İçinde yer aldığımız ve bizi her yönüyle kuşatan Batı Medeniyetinin teknolojik birtakım faydaları olsa da zararları pek çoktur. Kendi içinde Rönesans ve Reform gibi hamleleri gerçekleştiren Batı’nın estirdiği ve Osmanlının son iki asrından itibaren başlayan değişim, günümüzde de son hızıyla devam etmektedir. Zaman içerisinde kılık-kıyafetimiz, hayata bakışımız, önceliklerimiz ve hassasiyetlerimiz değişti. Dine ait değerlerimize yabancılaştıkça da modernizmin pençesine iyice yuvarlandık. Bu değişim elbette ki birdenbire olmadı. Zamana yayıldığı ve teknoloji ile harmanlanıp sunulduğu için çoğu zaman farkına bile varamadık. Böylelikle her geçen gün İslam toplumu olmaktan daha fazla uzaklaştık. İdeolojilerin kirlettiği dünyada Müslümanlar olarak birçok yönden zarar gördük.

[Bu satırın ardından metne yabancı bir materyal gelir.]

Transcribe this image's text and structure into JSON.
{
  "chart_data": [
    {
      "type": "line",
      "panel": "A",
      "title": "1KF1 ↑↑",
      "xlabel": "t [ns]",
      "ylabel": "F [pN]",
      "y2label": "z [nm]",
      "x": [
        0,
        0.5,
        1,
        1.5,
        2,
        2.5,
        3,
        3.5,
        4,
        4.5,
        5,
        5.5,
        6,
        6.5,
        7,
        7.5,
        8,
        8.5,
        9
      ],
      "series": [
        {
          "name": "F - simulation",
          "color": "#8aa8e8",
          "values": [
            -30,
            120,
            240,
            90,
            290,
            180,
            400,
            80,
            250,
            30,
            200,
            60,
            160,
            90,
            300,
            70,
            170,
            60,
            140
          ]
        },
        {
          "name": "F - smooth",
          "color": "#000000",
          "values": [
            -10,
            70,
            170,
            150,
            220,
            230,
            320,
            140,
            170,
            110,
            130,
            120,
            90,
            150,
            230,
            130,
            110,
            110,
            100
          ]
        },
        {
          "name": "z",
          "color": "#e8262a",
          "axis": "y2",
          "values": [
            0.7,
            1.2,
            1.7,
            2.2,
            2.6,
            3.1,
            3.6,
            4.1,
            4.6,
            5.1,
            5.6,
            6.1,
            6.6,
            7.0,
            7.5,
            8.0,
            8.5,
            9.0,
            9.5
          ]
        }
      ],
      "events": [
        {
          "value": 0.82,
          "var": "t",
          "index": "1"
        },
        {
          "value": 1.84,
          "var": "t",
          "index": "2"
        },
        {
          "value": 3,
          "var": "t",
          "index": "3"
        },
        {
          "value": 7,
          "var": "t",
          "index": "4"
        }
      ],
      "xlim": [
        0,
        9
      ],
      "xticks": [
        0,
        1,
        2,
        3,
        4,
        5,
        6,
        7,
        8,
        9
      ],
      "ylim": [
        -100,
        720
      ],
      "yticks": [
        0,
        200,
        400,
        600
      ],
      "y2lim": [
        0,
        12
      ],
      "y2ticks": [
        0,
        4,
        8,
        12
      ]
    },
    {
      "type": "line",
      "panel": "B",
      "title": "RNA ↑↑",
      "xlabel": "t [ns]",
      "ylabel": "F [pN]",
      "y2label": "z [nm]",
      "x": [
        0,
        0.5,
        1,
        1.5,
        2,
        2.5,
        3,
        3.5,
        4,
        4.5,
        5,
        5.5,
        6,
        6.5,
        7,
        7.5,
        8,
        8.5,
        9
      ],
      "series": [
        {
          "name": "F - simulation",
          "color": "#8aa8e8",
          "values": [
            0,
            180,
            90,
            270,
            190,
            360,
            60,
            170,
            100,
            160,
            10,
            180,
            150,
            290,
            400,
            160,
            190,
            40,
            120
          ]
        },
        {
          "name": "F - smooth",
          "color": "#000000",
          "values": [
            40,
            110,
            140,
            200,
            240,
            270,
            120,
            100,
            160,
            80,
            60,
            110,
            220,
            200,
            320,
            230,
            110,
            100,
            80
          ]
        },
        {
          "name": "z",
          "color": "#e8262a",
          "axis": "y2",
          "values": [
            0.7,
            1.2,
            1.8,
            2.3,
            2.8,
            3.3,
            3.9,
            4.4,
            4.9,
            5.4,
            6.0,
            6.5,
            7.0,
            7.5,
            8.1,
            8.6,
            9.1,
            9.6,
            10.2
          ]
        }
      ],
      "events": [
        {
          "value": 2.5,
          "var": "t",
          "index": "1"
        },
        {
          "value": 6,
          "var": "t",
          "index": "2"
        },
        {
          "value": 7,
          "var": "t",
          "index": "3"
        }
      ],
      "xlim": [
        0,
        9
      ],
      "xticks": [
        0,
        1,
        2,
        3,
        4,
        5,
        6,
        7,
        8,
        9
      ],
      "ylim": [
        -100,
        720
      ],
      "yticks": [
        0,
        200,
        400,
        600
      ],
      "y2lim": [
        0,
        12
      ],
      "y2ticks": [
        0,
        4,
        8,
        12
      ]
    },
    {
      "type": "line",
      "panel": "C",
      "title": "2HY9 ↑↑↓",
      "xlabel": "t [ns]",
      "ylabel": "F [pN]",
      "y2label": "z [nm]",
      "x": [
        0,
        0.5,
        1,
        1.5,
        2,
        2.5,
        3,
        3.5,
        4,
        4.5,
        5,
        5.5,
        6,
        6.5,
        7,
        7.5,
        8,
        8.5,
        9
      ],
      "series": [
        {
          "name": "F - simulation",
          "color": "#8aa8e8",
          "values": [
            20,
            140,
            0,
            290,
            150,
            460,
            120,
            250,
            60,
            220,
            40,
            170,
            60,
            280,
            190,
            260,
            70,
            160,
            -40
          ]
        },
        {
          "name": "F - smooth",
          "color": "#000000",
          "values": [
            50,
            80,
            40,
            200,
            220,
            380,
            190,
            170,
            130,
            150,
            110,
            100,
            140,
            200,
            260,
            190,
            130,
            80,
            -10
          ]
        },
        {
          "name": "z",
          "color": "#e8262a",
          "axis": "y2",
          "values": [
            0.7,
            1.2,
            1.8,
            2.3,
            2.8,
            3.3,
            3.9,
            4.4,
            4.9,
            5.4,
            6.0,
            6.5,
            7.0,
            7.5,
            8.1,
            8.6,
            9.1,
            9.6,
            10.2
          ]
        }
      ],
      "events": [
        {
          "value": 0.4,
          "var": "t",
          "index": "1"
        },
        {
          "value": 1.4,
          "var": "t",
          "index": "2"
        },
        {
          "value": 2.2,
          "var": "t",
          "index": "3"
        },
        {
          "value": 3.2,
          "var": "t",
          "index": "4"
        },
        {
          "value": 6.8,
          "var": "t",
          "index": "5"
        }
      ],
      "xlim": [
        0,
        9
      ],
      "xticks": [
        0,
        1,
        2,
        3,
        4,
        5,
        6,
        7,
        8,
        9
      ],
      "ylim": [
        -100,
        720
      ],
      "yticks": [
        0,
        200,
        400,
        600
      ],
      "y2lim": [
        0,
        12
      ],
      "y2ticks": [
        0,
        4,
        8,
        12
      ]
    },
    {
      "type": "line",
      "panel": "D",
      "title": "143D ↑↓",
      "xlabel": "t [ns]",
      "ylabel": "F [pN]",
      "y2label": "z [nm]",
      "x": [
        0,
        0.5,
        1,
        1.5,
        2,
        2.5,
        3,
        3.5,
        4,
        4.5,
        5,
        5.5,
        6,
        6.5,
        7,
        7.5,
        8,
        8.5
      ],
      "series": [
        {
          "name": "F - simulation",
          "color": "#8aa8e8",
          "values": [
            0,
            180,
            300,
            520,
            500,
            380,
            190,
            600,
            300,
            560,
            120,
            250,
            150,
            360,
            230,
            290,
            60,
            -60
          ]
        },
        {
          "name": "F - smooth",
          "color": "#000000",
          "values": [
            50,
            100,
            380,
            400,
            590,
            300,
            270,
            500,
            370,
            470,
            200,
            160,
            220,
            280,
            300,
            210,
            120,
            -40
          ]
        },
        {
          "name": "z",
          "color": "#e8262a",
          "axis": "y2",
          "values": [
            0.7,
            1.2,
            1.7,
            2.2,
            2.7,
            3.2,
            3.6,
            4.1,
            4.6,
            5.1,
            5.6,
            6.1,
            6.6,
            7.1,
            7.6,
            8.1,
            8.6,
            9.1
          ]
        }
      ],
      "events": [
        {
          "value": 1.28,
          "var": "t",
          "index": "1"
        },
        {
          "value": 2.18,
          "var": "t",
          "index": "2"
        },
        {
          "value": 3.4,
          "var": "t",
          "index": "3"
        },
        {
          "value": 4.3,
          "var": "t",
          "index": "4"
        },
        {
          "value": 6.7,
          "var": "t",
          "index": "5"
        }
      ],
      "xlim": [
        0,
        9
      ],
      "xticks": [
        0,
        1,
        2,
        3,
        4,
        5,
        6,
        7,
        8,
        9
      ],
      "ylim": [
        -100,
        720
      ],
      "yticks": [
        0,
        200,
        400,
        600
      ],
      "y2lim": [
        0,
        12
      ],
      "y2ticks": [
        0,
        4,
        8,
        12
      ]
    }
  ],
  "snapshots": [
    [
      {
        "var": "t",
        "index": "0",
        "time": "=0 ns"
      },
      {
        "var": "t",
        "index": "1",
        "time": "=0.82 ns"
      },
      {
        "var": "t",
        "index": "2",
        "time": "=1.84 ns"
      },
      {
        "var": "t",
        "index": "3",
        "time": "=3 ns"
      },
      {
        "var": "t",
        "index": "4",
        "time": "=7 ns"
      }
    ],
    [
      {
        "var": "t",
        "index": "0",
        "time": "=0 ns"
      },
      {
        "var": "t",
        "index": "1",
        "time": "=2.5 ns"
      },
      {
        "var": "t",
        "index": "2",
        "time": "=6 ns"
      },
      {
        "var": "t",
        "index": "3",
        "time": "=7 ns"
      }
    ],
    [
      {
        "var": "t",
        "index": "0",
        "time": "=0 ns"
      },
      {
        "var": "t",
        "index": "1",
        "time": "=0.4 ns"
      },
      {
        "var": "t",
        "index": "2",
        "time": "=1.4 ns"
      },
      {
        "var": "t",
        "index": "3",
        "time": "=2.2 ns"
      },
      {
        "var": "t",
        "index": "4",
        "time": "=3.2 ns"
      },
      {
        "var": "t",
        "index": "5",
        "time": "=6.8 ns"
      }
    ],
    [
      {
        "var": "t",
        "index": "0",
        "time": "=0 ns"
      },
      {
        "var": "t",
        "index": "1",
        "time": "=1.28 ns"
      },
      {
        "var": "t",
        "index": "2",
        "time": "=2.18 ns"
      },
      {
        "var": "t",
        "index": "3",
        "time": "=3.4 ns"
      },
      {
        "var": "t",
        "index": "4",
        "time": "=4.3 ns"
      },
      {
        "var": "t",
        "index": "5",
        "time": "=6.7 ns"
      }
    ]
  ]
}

Batı Medeniyetinin zarar verdiği yapıların başında aile gelmektedir. Son yıllarda Türkiye gibi nüfusun büyük çoğunluğunun Müslüman olduğu ülkelerde bile, her üç evlilikten birinin boşanma ile sonuçlanıyor olması durumun vahametini göz önüne sermektedir.1 Aile, toplumun en küçük yapısı ve temel birimidir. Onun zarar görmesi veya bozulması, bir süre sonra toplumun bozulmasına yol açacaktır. Eğer toplumun gidişatını düzeltmek istiyorsak aileyi hatta aileyi meydana getiren bireyi düzeltmekle işe başlamalıyız. Düzeltmeye bozulmanın olduğu yerden yani dini değerlerden başlamalıyız. Geri kalmışlığın tüm faturasını dine çıkararak bizi evvela dine ve onun değerlerine karşı soğuttular, dünyaya bakışımızı bozdular sonra içinde bulunduğumuz buhranlardan kurtuluşun reçetesi olarak alternatif bir yaşam tarzı sundular. Oysa kendi medeniyetimize bağlı kaldığımız dönemlerde hem dünyada söz sahibiydik hem de toplum olarak daha erdemli ve huzurluyduk. Batılı hayat tarzı/dünya görüşü bizi birçok cepheden kuşatmış, toplum yapımızı bozmuştur. İslami bir nesil inşa etmek istiyorsak önceliği aileye ve neslin oluşumundaki rolüne vermeliyiz. Gerçek medeniyet olan İslam’ın aile yapısına bakışını ele alıp bu konuda eksiklerimizi gidermek, neslimizi doğruluğundan emin olduğumuz değerlerle eğitmek zorundayız.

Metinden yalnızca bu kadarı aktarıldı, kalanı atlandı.